Watching Ann, yearning over her, sorrowing, adoring, he saw life as what life had done to her. Saw it as the thing she had found.
He watched the curve of her mouth. Her beautiful bosom rising and falling as she slept. The lovely line of her throat, the blood throbbing in her throat, her long lashes upon her cheek, that loveliness—beauty—that sweetness and tenderness—and what it had met. She, so exquisitely fashioned for love—needful of it—so perfect—so infinitely to be desired and cherished—and what she had found. He writhed under a picture of that old man bending over her—of that other man—bully, brute—thick awful lips snatching at her as a dog at meat. And then still another man. That first man. Darrett. His friend. His sort. The man who could so skillfully use the lure of love to rob life—
As he thought of him—his charm, cleverness—how that, too, had been pitted against her—starved, then offered what she would have no way of judging—close to her loveliness, conscious of her warmth, her breath, the superb curves of her lovely body—thinking of what Darrett had found—taken—what he had left her to—there were several minutes when his brain was unpiloted, a creaking ship churning a screaming sea.
And now? Had it killed it in her? Taken it? If he were to kiss her in the way he hungered to kiss her would it wake nothing more than that sick terror in her wonderful eyes? That thought became as a band of hot steel round his throat. Was it gone? How could she be sleeping that way with her hand in his—his face so close to her—if there remained any of that life-longing that had been there for Darrett to find?
Life grew too cold, too gray and misshapen in that thought to see it as life. It could not be. It was only that she was exhausted. And her trust in him.

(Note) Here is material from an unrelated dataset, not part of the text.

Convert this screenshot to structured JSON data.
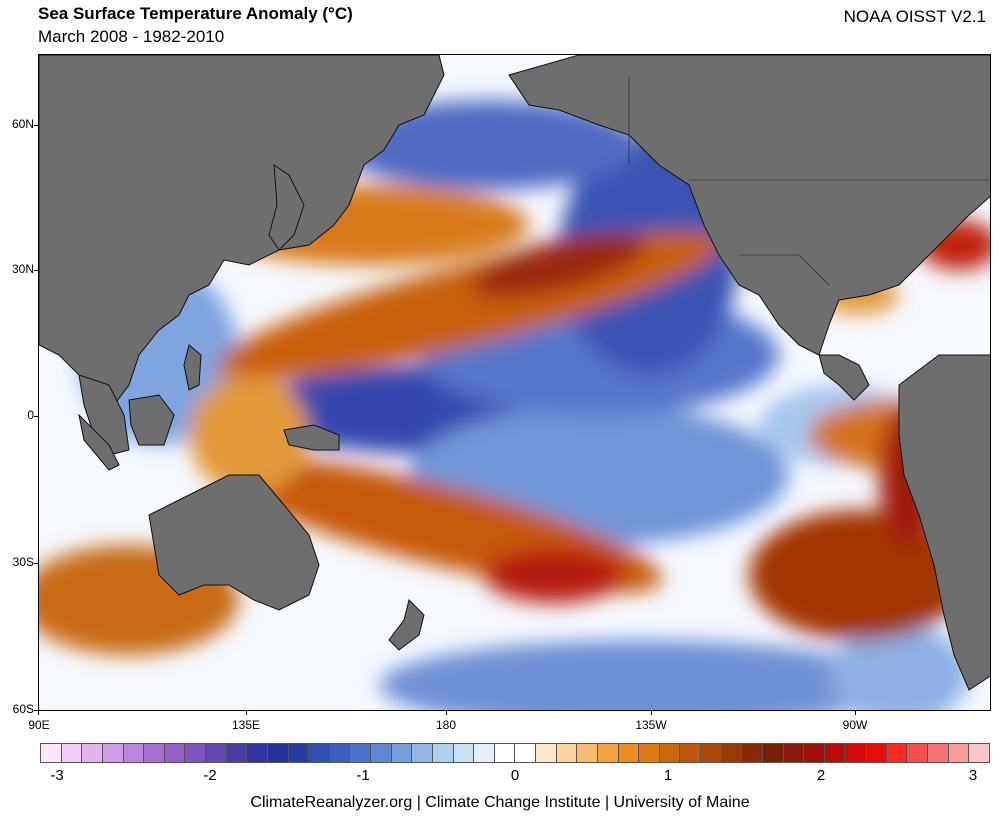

At least there was that. Then he would make her care for him by caring for her—caring for her protectingly, tenderly, surrounding her with that sea of tenderness that was in his heart for her. Life would come back. He would woo it back. And no matter how the flame in his own heart might rage he would wait upon the day when he could bring the love light to her eyes without even the shadow of remembering of fear.
So he yearned over her—sorrowing, hoping. And life was to him two things. What life had done to Ann. What life would be with Ann. He wanted to let himself touch his lips lightly to her temple—so close to him. But he would not—fearing to wake the fear in her, vowing to wait till love could come through a trust that must cast fear forever from the heart.
Passion melted to tenderness; the tenderness flooding him in thought of the love he would give her.
That same night he had her taken to a hospital. It was the only way he could think of for caring for her, and she was far enough from well to permit it. He left her there, again asleep, and cared for. Then returned to his hotel and telephoned Katie. It was past daylight before sleep came to him.